All of lore.kernel.org
 help / color / mirror / Atom feed
From: Ben Hutchings <ben@decadent.org.uk>
To: linux-kernel@vger.kernel.org, stable@vger.kernel.org
Cc: akpm@linux-foundation.org, alan@lxorguk.ukuu.org.uk,
	Eric Dumazet <edumazet@google.com>,
	Kiran Kumar Kella <kkiran@broadcom.com>,
	"David S. Miller" <davem@davemloft.net>
Subject: [ 40/49] tcp: implement RFC 5961 3.2
Date: Sun, 13 Jan 2013 17:43:35 +0000	[thread overview]
Message-ID: <20130113174304.168405660@decadent.org.uk> (raw)
In-Reply-To: <20130113174255.736888844@decadent.org.uk>

3.2-stable review patch.  If anyone has any objections, please let me know.

------------------

From: Eric Dumazet <edumazet@google.com>

[ Upstream commit 282f23c6ee343126156dd41218b22ece96d747e3 ]

Implement the RFC 5691 mitigation against Blind
Reset attack using RST bit.

Idea is to validate incoming RST sequence,
to match RCV.NXT value, instead of previouly accepted
window : (RCV.NXT <= SEG.SEQ < RCV.NXT+RCV.WND)

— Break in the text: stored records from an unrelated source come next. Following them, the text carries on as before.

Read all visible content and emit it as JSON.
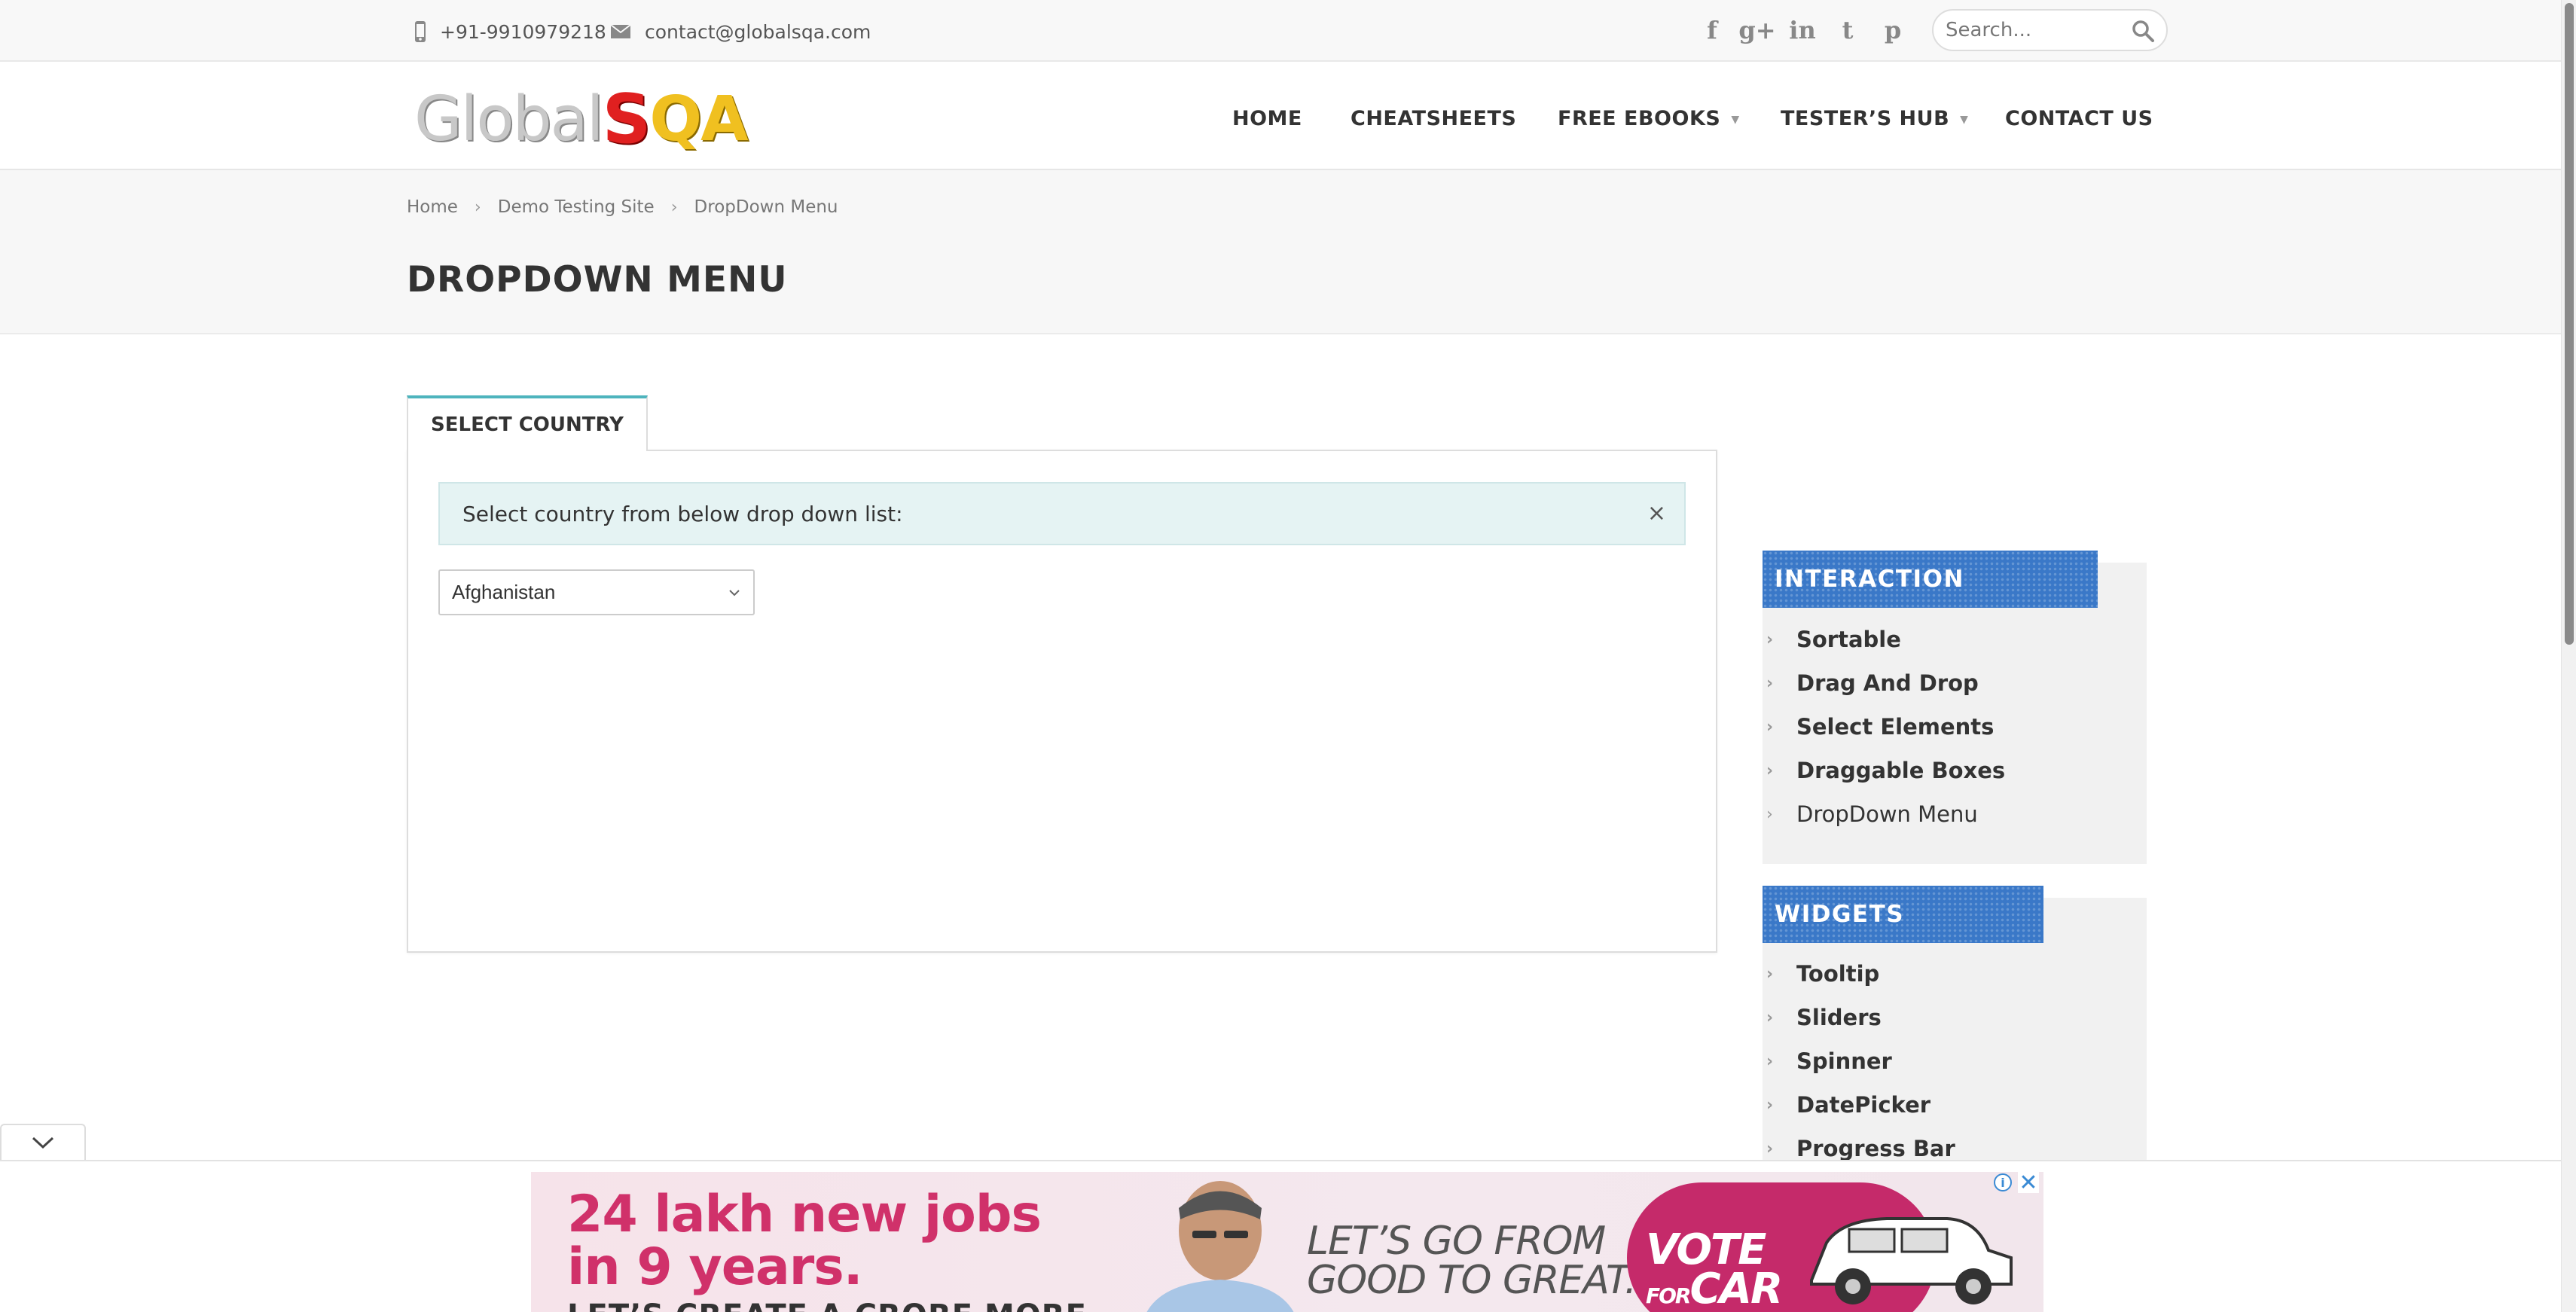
{
  "topbar": {
    "phone": "+91-9910979218",
    "email": "contact@globalsqa.com",
    "social_icons": [
      "facebook-icon",
      "google-plus-icon",
      "linkedin-icon",
      "twitter-icon",
      "pinterest-icon"
    ],
    "social_glyphs": [
      "f",
      "g+",
      "in",
      "t",
      "p"
    ],
    "search_placeholder": "Search..."
  },
  "logo": {
    "part1": "Global",
    "part2": "S",
    "part3": "QA"
  },
  "nav": {
    "home": "HOME",
    "cheatsheets": "CHEATSHEETS",
    "free_ebooks": "FREE EBOOKS",
    "testers_hub": "TESTER’S HUB",
    "contact_us": "CONTACT US"
  },
  "breadcrumb": [
    "Home",
    "Demo Testing Site",
    "DropDown Menu"
  ],
  "page_title": "DROPDOWN MENU",
  "main": {
    "tab_label": "SELECT COUNTRY",
    "info_text": "Select country from below drop down list:",
    "close_glyph": "×",
    "select_value": "Afghanistan"
  },
  "sidebar": {
    "interaction": {
      "title": "INTERACTION",
      "items": [
        "Sortable",
        "Drag And Drop",
        "Select Elements",
        "Draggable Boxes",
        "DropDown Menu"
      ],
      "current": "DropDown Menu"
    },
    "widgets": {
      "title": "WIDGETS",
      "items": [
        "Tooltip",
        "Sliders",
        "Spinner",
        "DatePicker",
        "Progress Bar"
      ]
    }
  },
  "ad": {
    "headline_line1": "24 lakh new jobs",
    "headline_line2": "in 9 years.",
    "headline_line3": "LET’S CREATE A CRORE MORE",
    "slogan_line1": "LET’S GO FROM",
    "slogan_line2": "GOOD TO GREAT.",
    "vote_line1": "VOTE",
    "vote_for": "FOR",
    "vote_car": "CAR",
    "info_glyph": "i",
    "close_glyph": "✕"
  },
  "colors": {
    "accent_teal": "#4eb4bd",
    "sidebar_header_blue": "#3a78c8",
    "info_bg": "#e5f3f3",
    "ad_pink": "#d0316a"
  }
}
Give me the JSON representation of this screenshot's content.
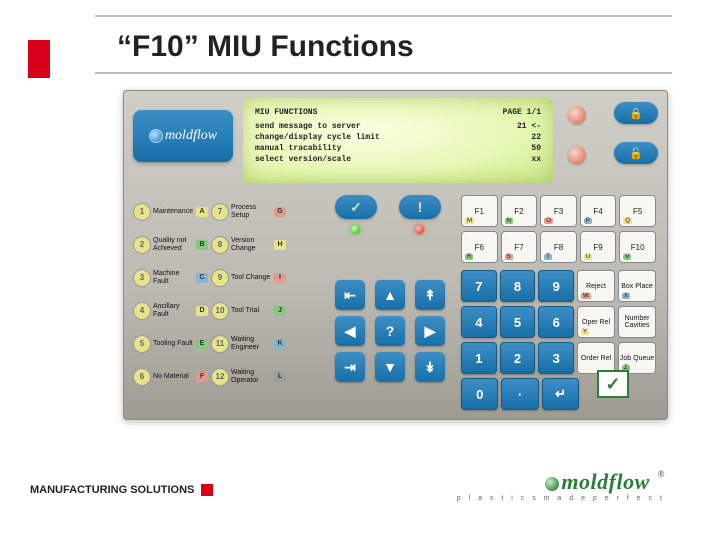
{
  "title": "“F10” MIU Functions",
  "terminal": {
    "header_left": "MIU FUNCTIONS",
    "header_right": "PAGE 1/1",
    "lines": [
      {
        "text": "send message to server",
        "code": "21 <-"
      },
      {
        "text": "change/display cycle limit",
        "code": "22"
      },
      {
        "text": "manual tracability",
        "code": "50"
      },
      {
        "text": "select version/scale",
        "code": "xx"
      }
    ]
  },
  "logo_text": "moldflow",
  "left_keys": [
    {
      "n": "1",
      "label": "Maintenance",
      "cap": "A",
      "cls": "y",
      "n2": "7",
      "label2": "Process Setup",
      "cap2": "G",
      "cls2": "r"
    },
    {
      "n": "2",
      "label": "Quality not Achieved",
      "cap": "B",
      "cls": "g",
      "n2": "8",
      "label2": "Version Change",
      "cap2": "H",
      "cls2": "y"
    },
    {
      "n": "3",
      "label": "Machine Fault",
      "cap": "C",
      "cls": "b",
      "n2": "9",
      "label2": "Tool Change",
      "cap2": "I",
      "cls2": "r"
    },
    {
      "n": "4",
      "label": "Ancillary Fault",
      "cap": "D",
      "cls": "y",
      "n2": "10",
      "label2": "Tool Trial",
      "cap2": "J",
      "cls2": "g"
    },
    {
      "n": "5",
      "label": "Tooling Fault",
      "cap": "E",
      "cls": "g",
      "n2": "11",
      "label2": "Waiting Engineer",
      "cap2": "K",
      "cls2": "b"
    },
    {
      "n": "6",
      "label": "No Material",
      "cap": "F",
      "cls": "r",
      "n2": "12",
      "label2": "Waiting Operator",
      "cap2": "L",
      "cls2": "k"
    }
  ],
  "mid": {
    "ok": "✓",
    "warn": "!"
  },
  "fkeys": {
    "row1": [
      {
        "t": "F1",
        "c": "M",
        "cc": "y"
      },
      {
        "t": "F2",
        "c": "N",
        "cc": "g"
      },
      {
        "t": "F3",
        "c": "O",
        "cc": "r"
      },
      {
        "t": "F4",
        "c": "P",
        "cc": "b"
      },
      {
        "t": "F5",
        "c": "Q",
        "cc": "y"
      }
    ],
    "row2": [
      {
        "t": "F6",
        "c": "R",
        "cc": "g"
      },
      {
        "t": "F7",
        "c": "S",
        "cc": "r"
      },
      {
        "t": "F8",
        "c": "T",
        "cc": "b"
      },
      {
        "t": "F9",
        "c": "U",
        "cc": "y"
      },
      {
        "t": "F10",
        "c": "V",
        "cc": "g"
      }
    ]
  },
  "numpad": {
    "r1": [
      "7",
      "8",
      "9"
    ],
    "r2": [
      "4",
      "5",
      "6"
    ],
    "r3": [
      "1",
      "2",
      "3"
    ],
    "r4": [
      "0",
      "·",
      "↵"
    ],
    "side1": [
      {
        "t": "Reject",
        "c": "W",
        "cc": "r"
      },
      {
        "t": "Box Place",
        "c": "X",
        "cc": "b"
      }
    ],
    "side2": [
      {
        "t": "Oper Rel",
        "c": "Y",
        "cc": "y"
      },
      {
        "t": "Number Cavities",
        "c": "",
        "cc": "g"
      }
    ],
    "side3": [
      {
        "t": "Order Rel",
        "c": "",
        "cc": "r"
      },
      {
        "t": "Job Queue",
        "c": "Z",
        "cc": "g"
      }
    ]
  },
  "dpad": {
    "up": "▲",
    "down": "▼",
    "left": "◀",
    "right": "▶",
    "center": "?",
    "pgup": "↟",
    "pgdn": "↡",
    "home": "⇤",
    "end": "⇥"
  },
  "lock": {
    "locked": "🔒",
    "unlocked": "🔓"
  },
  "footer": "MANUFACTURING SOLUTIONS",
  "brand": {
    "name": "moldflow",
    "tag": "p l a s t i c s   m a d e   p e r f e c t",
    "reg": "®"
  },
  "callout_check": "✓"
}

If sequence is in window but not an exact match, send
a "challenge ACK", so that the other part can resend an
RST with the appropriate sequence.

Add a new sysctl, tcp_challenge_ack_limit, to limit
number of challenge ACK sent per second.

Add a new SNMP counter to count number of challenge acks sent.
(netstat -s | grep TCPChallengeACK)

Signed-off-by: Eric Dumazet <edumazet@google.com>
Cc: Kiran Kumar Kella <kkiran@broadcom.com>
Signed-off-by: David S. Miller <davem@davemloft.net>
Signed-off-by: Ben Hutchings <ben@decadent.org.uk>
---
 Documentation/networking/ip-sysctl.txt |  5 +++++
 include/linux/snmp.h                   |  1 +
 include/net/tcp.h                      |  1 +
 net/ipv4/proc.c                        |  1 +
 net/ipv4/sysctl_net_ipv4.c             |  7 +++++++
 net/ipv4/tcp_input.c                   | 31 ++++++++++++++++++++++++++++++-
 6 files changed, 45 insertions(+), 1 deletion(-)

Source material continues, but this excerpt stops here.